John Buckstaff likes fighting dirty. When he disagrees with a Governor he’ll tell businesses to stay out of the state of Wisconsin. When he loves a Senator that more than 20,000 of his neighbors have said should face a recall he’ll happily misrepresent himself simply to trigger a primary for the opposition party.

Representative Jess King is seeking to face State Senator Randy Hopper in a recall election on August 9. First, she’ll face Buckstaff, who entered the open primary due to the GOP hoping to buy more time for their incumbent to introduce himself to his constituents.

Buckstaff is no stranger to politics. In 1986, shortly after a tax audit regarding items he donated to charity and the DNR dinging him with a lawsuit over emissions (he was acquitted), he started an organization called B.O.W./W.O.W. (Businessmen of Wisconsin/Words of Warning). He used that organization to publish an ad in the Wall Street Journal telling businesses to “Escape from Wisconsin.”

Buckstaff’s organization also targeted taxes in the state of Wisconsin as being too high. However, he also claimed in the very same article that public sector budgets being cut was costing his furniture company business.

Harold Bergan, Governor Anthony Earl’s policy director, said of Buckstaff, “There`s been a rare, bipartisan, public sector-private sector consensus about Mr. Buckstaff. Everybody thinks he`s a jerk.”

Buckstaff also wasn’t making allies in his hometown of Oshkosh. The local Chamber of Commerce was perplexed as to why Buckstaff never contacted them if he was having problems with his business. Tim Casey was Executive Director of the Chamber when the ad ran and he was paraphrased in the Milwaukee Journal Sentinel as saying, “The negative nature of the ad counteracted a lot of effort that has been made to promote Wisconsin as a good place to do business.”
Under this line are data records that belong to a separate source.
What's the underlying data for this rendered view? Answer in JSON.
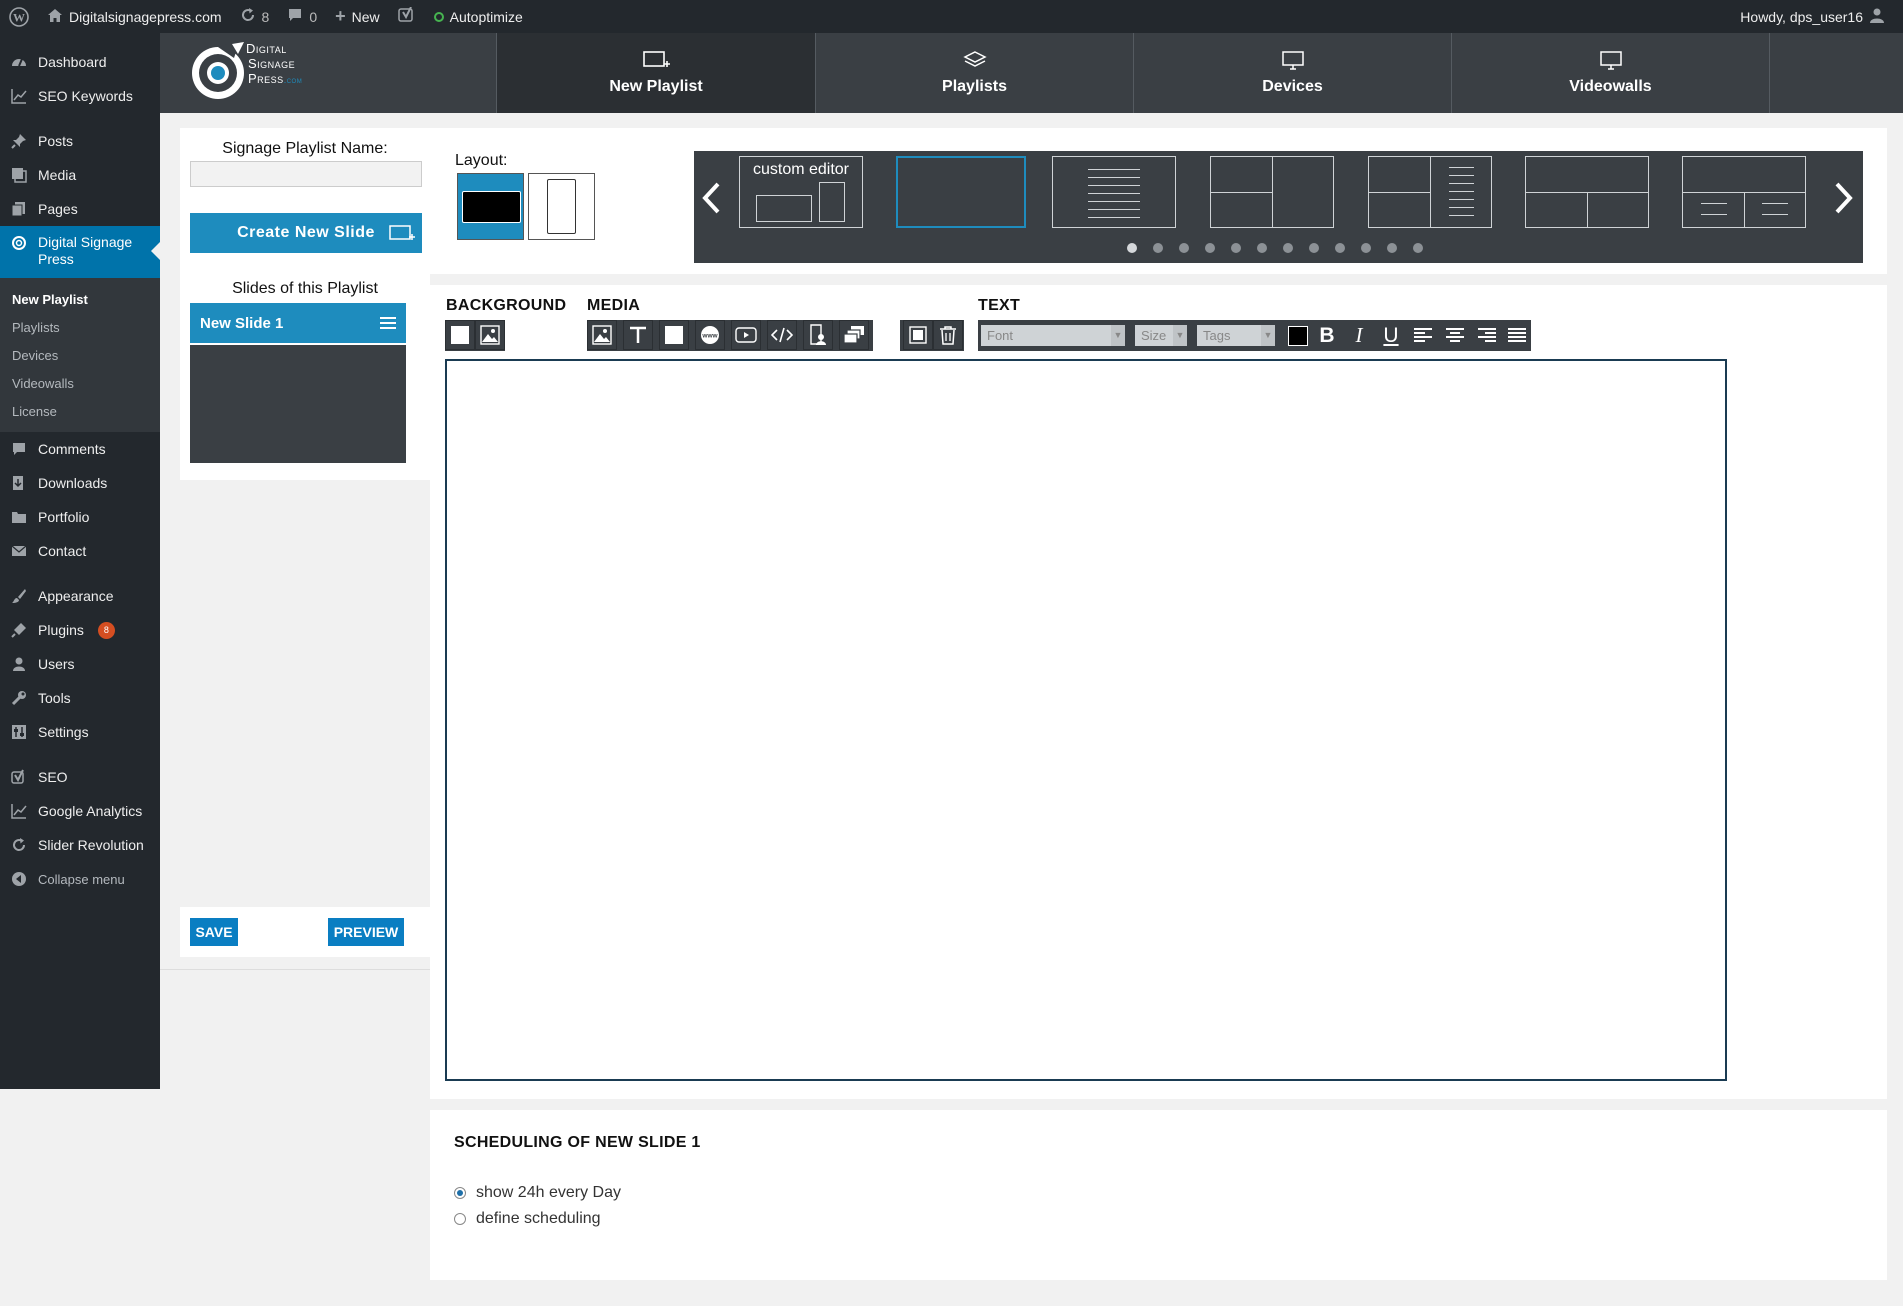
{
  "admin_bar": {
    "site_name": "Digitalsignagepress.com",
    "updates_count": "8",
    "comments_count": "0",
    "new_label": "New",
    "autoptimize_label": "Autoptimize",
    "howdy": "Howdy, dps_user16"
  },
  "admin_menu": {
    "items": [
      {
        "label": "Dashboard",
        "icon": "dashboard-icon"
      },
      {
        "label": "SEO Keywords",
        "icon": "chart-icon"
      },
      {
        "label": "Posts",
        "icon": "pin-icon"
      },
      {
        "label": "Media",
        "icon": "media-icon"
      },
      {
        "label": "Pages",
        "icon": "pages-icon"
      },
      {
        "label": "Digital Signage Press",
        "icon": "dsp-icon"
      },
      {
        "label": "Comments",
        "icon": "comment-icon"
      },
      {
        "label": "Downloads",
        "icon": "download-icon"
      },
      {
        "label": "Portfolio",
        "icon": "folder-icon"
      },
      {
        "label": "Contact",
        "icon": "mail-icon"
      },
      {
        "label": "Appearance",
        "icon": "brush-icon"
      },
      {
        "label": "Plugins",
        "icon": "plug-icon",
        "badge": "8"
      },
      {
        "label": "Users",
        "icon": "user-icon"
      },
      {
        "label": "Tools",
        "icon": "wrench-icon"
      },
      {
        "label": "Settings",
        "icon": "settings-icon"
      },
      {
        "label": "SEO",
        "icon": "yoast-icon"
      },
      {
        "label": "Google Analytics",
        "icon": "chart-icon"
      },
      {
        "label": "Slider Revolution",
        "icon": "refresh-icon"
      }
    ],
    "submenu": [
      "New Playlist",
      "Playlists",
      "Devices",
      "Videowalls",
      "License"
    ],
    "collapse_label": "Collapse menu"
  },
  "dsp_header": {
    "logo_lines": [
      "Digital",
      "Signage",
      "Press"
    ],
    "logo_suffix": ".com",
    "tabs": [
      "New Playlist",
      "Playlists",
      "Devices",
      "Videowalls"
    ]
  },
  "left_panel": {
    "playlist_name_label": "Signage Playlist Name:",
    "playlist_name_value": "",
    "create_slide_label": "Create New Slide",
    "slides_heading": "Slides of this Playlist",
    "slides": [
      "New Slide 1"
    ],
    "save_label": "SAVE",
    "preview_label": "PREVIEW"
  },
  "layout_panel": {
    "label": "Layout:",
    "custom_editor_label": "custom editor",
    "dot_count": 12,
    "active_dot": 0
  },
  "editor": {
    "background_title": "BACKGROUND",
    "media_title": "MEDIA",
    "text_title": "TEXT",
    "font_placeholder": "Font",
    "size_placeholder": "Size",
    "tags_placeholder": "Tags"
  },
  "scheduling": {
    "title": "SCHEDULING OF NEW SLIDE 1",
    "options": [
      "show 24h every Day",
      "define scheduling"
    ],
    "selected": 0
  },
  "colors": {
    "accent": "#1e8cbe",
    "admin_dark": "#23282d",
    "panel_dark": "#3a3f44"
  }
}
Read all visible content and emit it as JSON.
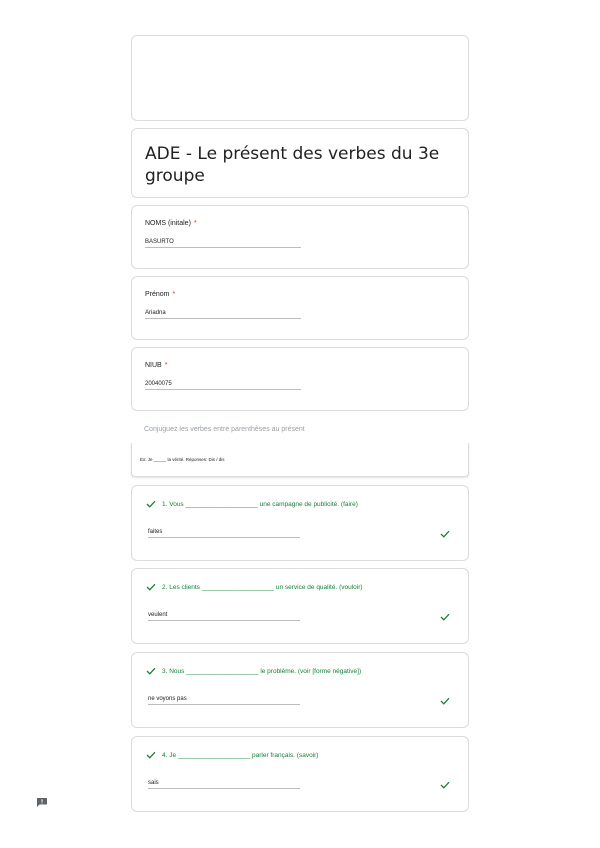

Local radio station WOSH tried their best to kick Buckstaff out of the state with a one-way ticket to Nome, Alaska. Talk show host J. Alan Schmidt, who called Buckstaff a “sissy,” started a fundraising drive to buy the ticket. Meanwhile, station President Phillip J. Robbins attacked Buckstaff in an editorial saying the businessman was gutless for not attaching his name to the ad.

Buckstaff even raised the ire of Wisconsin Manufacturers and Commerce, an organization perpetually critical of Wisconsin’s business climate. While WMC didn’t disagree with the context of the ad it did, in 1986, disagree with his tactics.

Buckstaff has now joined a sextet of zombie candidates to trigger fake Democratic primaries that will cost municipalities in the state of Wisconsin nearly $500,000. Election clerks in Hopper’s district estimate the primary costing taxpayers more than $80,000.